In the July 2000 issue of Trends in Plant Science, Tom Okita and his associates in the Institute of Biological Chemistry, Washington University, Pullman, review the progress on our understanding of starch synthesis and its regulation.
The authors begin their review by pointing out that starch in its unmodified form has limited industrial uses. Therefore, there is an urgent need to produce modified starches in order to enhance its multipurpose uses in the industry where it serves as a raw material in the food, paper, adhesive and livestock industry. The limited reactivity of glucose as a building block makes it difficult to modify starch molecules. This objective could be achieved by introducing glucose residues with reactive side-chains or charged groups. Some modifications desired are: addition of crosslinkers to introduce molecules such as phosphates or addition of charges to make super-absorbent polymers. A variety of strategies are discussed concerning the creation of novel starch molecules. Some enzymes that can be used for generating novel starches are: starch branching enzyme (SBE), debranching enzyme (DBE) , granular-bound starch synthase (GBSSI) and starch synthase (SS). For example, there is an increased amount of amylose production when SBE and SS are activated; similarly the activation of AGPase and GBSS lead to production of an increased amount of amylopectin. Starch yield is enhanced with the increase of activity of both SBE and DBE in conjunction with ATP/ADP transporter and AGPase.

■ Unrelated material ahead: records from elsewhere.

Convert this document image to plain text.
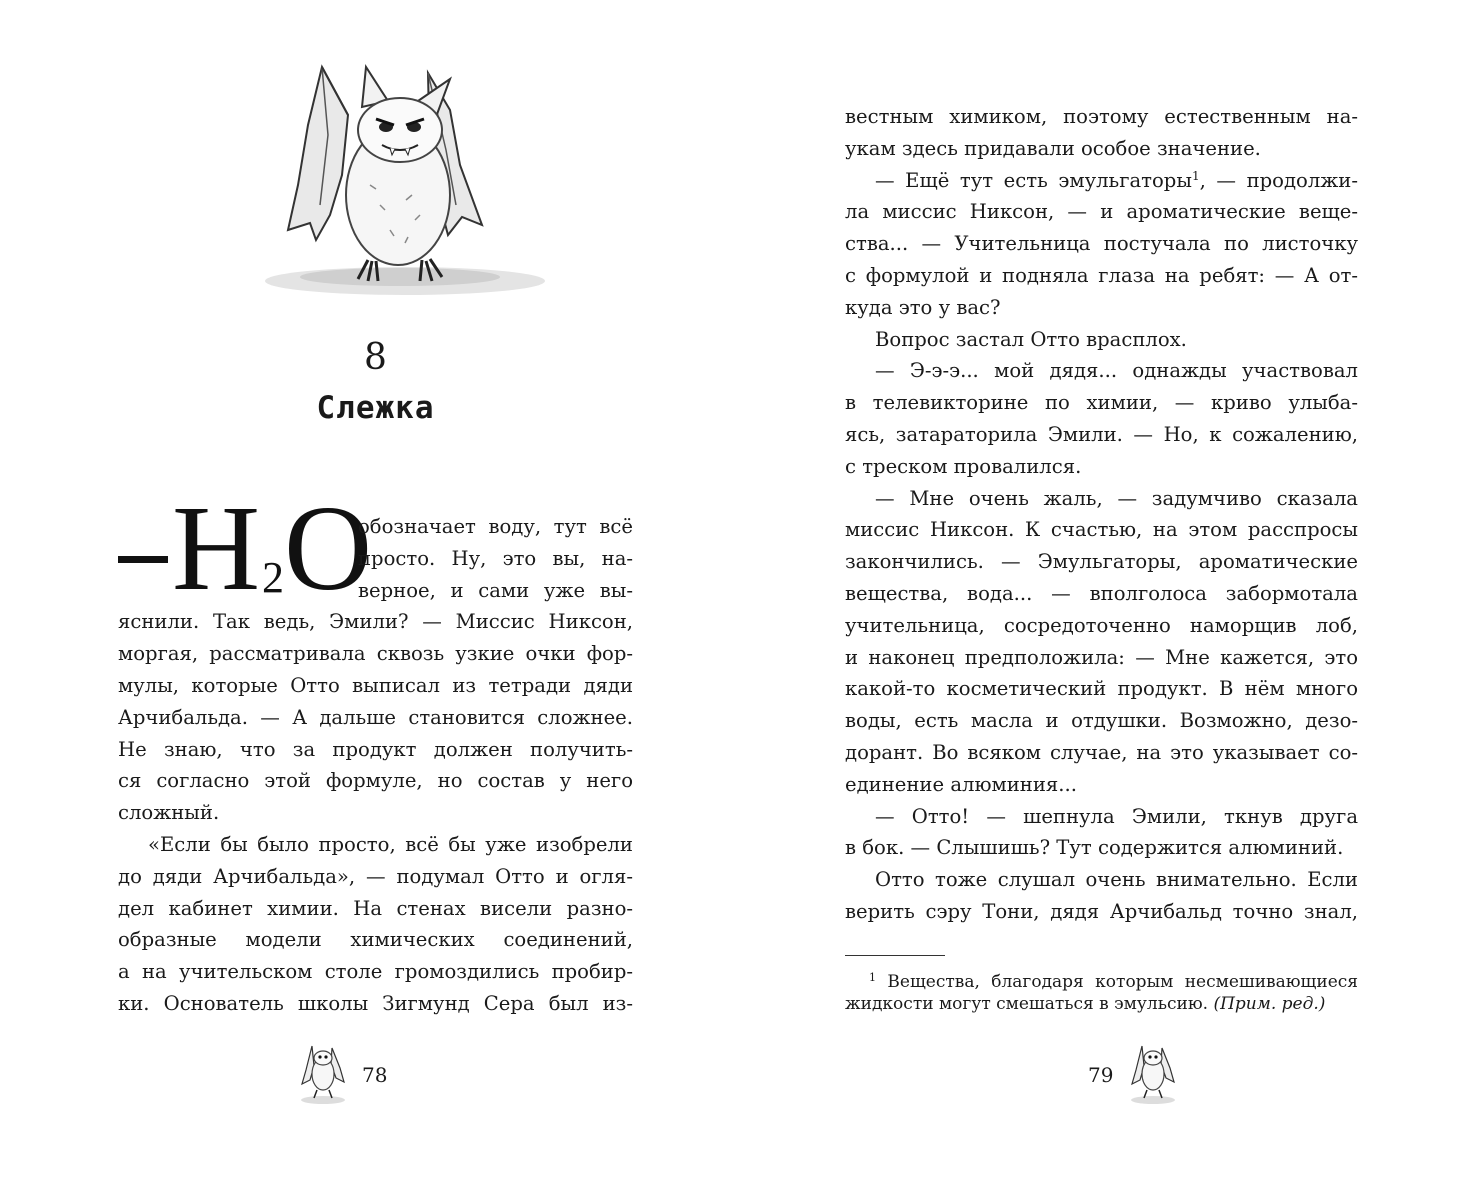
8
Слежка
H 2 O
обозначает воду, тут всё
просто. Ну, это вы, на-
верное, и сами уже вы-
яснили. Так ведь, Эмили? — Миссис Никсон,
моргая, рассматривала сквозь узкие очки фор-
мулы, которые Отто выписал из тетради дяди
Арчибальда. — А дальше становится сложнее.
Не знаю, что за продукт должен получить-
ся согласно этой формуле, но состав у него
сложный.
«Если бы было просто, всё бы уже изобрели
до дяди Арчибальда», — подумал Отто и огля-
дел кабинет химии. На стенах висели разно-
образные модели химических соединений,
а на учительском столе громоздились пробир-
ки. Основатель школы Зигмунд Сера был из-
78
вестным химиком, поэтому естественным на-
укам здесь придавали особое значение.
— Ещё тут есть эмульгаторы$^1$, — продолжи-
ла миссис Никсон, — и ароматические веще-
ства... — Учительница постучала по листочку
с формулой и подняла глаза на ребят: — А от-
куда это у вас?
Вопрос застал Отто врасплох.
— Э-э-э... мой дядя... однажды участвовал
в телевикторине по химии, — криво улыба-
ясь, затараторила Эмили. — Но, к сожалению,
с треском провалился.
— Мне очень жаль, — задумчиво сказала
миссис Никсон. К счастью, на этом расспросы
закончились. — Эмульгаторы, ароматические
вещества, вода... — вполголоса забормотала
учительница, сосредоточенно наморщив лоб,
и наконец предположила: — Мне кажется, это
какой-то косметический продукт. В нём много
воды, есть масла и отдушки. Возможно, дезо-
дорант. Во всяком случае, на это указывает со-
единение алюминия...
— Отто! — шепнула Эмили, ткнув друга
в бок. — Слышишь? Тут содержится алюминий.
Отто тоже слушал очень внимательно. Если
верить сэру Тони, дядя Арчибальд точно знал,
$^1$ Вещества, благодаря которым несмешивающиеся
жидкости могут смешаться в эмульсию. (Прим. ред.)
79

Because starch formation is reduced by antisense AGPase in transgenic potatoes, it seems reasonable to the authors that the increased activity of this enzyme will increase starch production. Some experimental data supports this view; some does not . When the potato variety Russett Burbank was transformed with a mutant E. coli AGPase gene, there was a 30% increase in starch content. However, the effect on yield was negative in the potato variety Prairie, despite a four-fold increase of AGPase.
The authors propose that bioengineering of AGPase could be achieved by combining the two subunits of this enzyme, large and small in different proportions. The larger subunit plays a regulatory role while the smaller one, a catalytic one. The different levels of AGPase have profound effects also on starch structure; for instance, reduced levels of AGPase lower the amylose content of starch and higher levels enhance short-chain amylopectin.
Studies on starch synthase isoforms reveal that by manipulating this enzyme, it may be possible to generate novel starch molecules by extending glucan chains, or changing their thermosensitivity or by producing chimeric proteins through fusion of an SBE isoform with a GBSS isoform. The authors also suggest that a DNA shuffling approach, in which different species and isoforms of SBE are used, may be applied to bioengineer new enzymes for different catalytic turnover and chain lengths.